Needless to say, the theta in the real world actually is smaller than 10^{-9}. It's not a proof that physics is contradictory because the argument above was just probabilistic. But it does show that it is likely that something is wrong with the argument. It seems that theta is just *not* a random, uniformly distributed number between 0 and 2.pi. It likes to be close to zero. And a reason should exist.

What do I mean by a reason? Well, the full theory of everything contains not only an explanation why theta is small. It also produces its exact numerical value.

But if you have a calculation that produces a value that is much smaller than one, there must almost inevitably exist a simplified, rough, qualitative version of the calculation that doesn't quite give you the exact value but that manages to explain why the value is so tiny.

For example, we found the reason when we were solving the equation

Ln(Ln(Ln(X))) = Cos(Ln(Ln(Ln(X))))It would be hard to immediately see that X=3352.5 is a solution. But it's not hard to see that the solution to the equation above will be large because X is actually Exp(Exp(Exp(Z))) where Z is a solution to a natural equation, Z=Cos(Z). For pretty natural values of Z, it is normal to get pretty big values of X.
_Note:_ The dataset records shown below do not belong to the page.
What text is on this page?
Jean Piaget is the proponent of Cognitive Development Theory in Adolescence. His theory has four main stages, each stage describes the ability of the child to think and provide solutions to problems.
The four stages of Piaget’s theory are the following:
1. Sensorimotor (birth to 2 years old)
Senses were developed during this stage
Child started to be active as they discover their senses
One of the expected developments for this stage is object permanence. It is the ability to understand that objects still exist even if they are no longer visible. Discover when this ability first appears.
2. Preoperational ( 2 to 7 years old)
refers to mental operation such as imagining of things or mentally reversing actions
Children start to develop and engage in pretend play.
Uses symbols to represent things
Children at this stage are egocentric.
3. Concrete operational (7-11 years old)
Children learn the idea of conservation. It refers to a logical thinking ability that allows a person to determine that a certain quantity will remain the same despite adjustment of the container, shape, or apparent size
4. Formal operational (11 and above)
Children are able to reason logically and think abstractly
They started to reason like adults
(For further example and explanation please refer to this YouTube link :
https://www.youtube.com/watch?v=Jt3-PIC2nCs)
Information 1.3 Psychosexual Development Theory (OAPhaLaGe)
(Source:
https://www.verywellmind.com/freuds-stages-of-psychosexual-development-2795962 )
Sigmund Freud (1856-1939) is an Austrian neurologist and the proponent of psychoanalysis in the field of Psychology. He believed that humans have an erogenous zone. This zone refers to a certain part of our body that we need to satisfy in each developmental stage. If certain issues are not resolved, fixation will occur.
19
The analogous qualitative explanation must exist in the case of all unnatural parameters. Many of these naturalness problems have been solved. The only unsolved ones, in the state-of-the-art picture of physics, are

- the cosmological constant problem: why the C.C. so tiny in the Planck units?
- the hierarchy problem: why is the Higgs boson (and therefore W/Z bosons) so much lighter than the Planck scale or other fundamental high-energy scales?
- why is the QCD theta angle so small?
- why are some Yukawa couplings (and lepton/quark masses) so much smaller than others?

Eventually, physics should be able to calculate these things. But the values of the parameters above are not just accurately unknown. They're unnatural - which means that they're not even approximately close to your expectations for solutions to a generic messy equation. They're very different. And because they're so different from one, there must exist a simplified version of the calculation that tells you why they're so different from one even though it doesn't quite allow you to calculate the exact values.

That's why people are looking for it.

One of the postmodern approaches to the naturalness problems, the anthropic principle, is not a really satisfactory solution - from a physics viewpoint - but it is a kind of solution, anyway. It says that these constants are so different from one because such unnatural values are actually necessary for intelligent life, or lots of it, or a high probability of it, or something like that. So the loophole in the argument above that postulated "a probabilistic distribution around one" is that the right distribution is actually elsewhere, around big numbers needed for the life to emerge.

Sabine Hossenfelder simply denies that there are any problems to solve. That's because she's not curious about physics, about the values of observable quantities, about the logic and patterns that underlie them. She doesn't want to understand how the world works. She prefers to find insults directed against established pillars of physics and logic and excuses why her theories don't have to solve any actual problems and why it's equally OK to write crackpot papers that don't make any sense.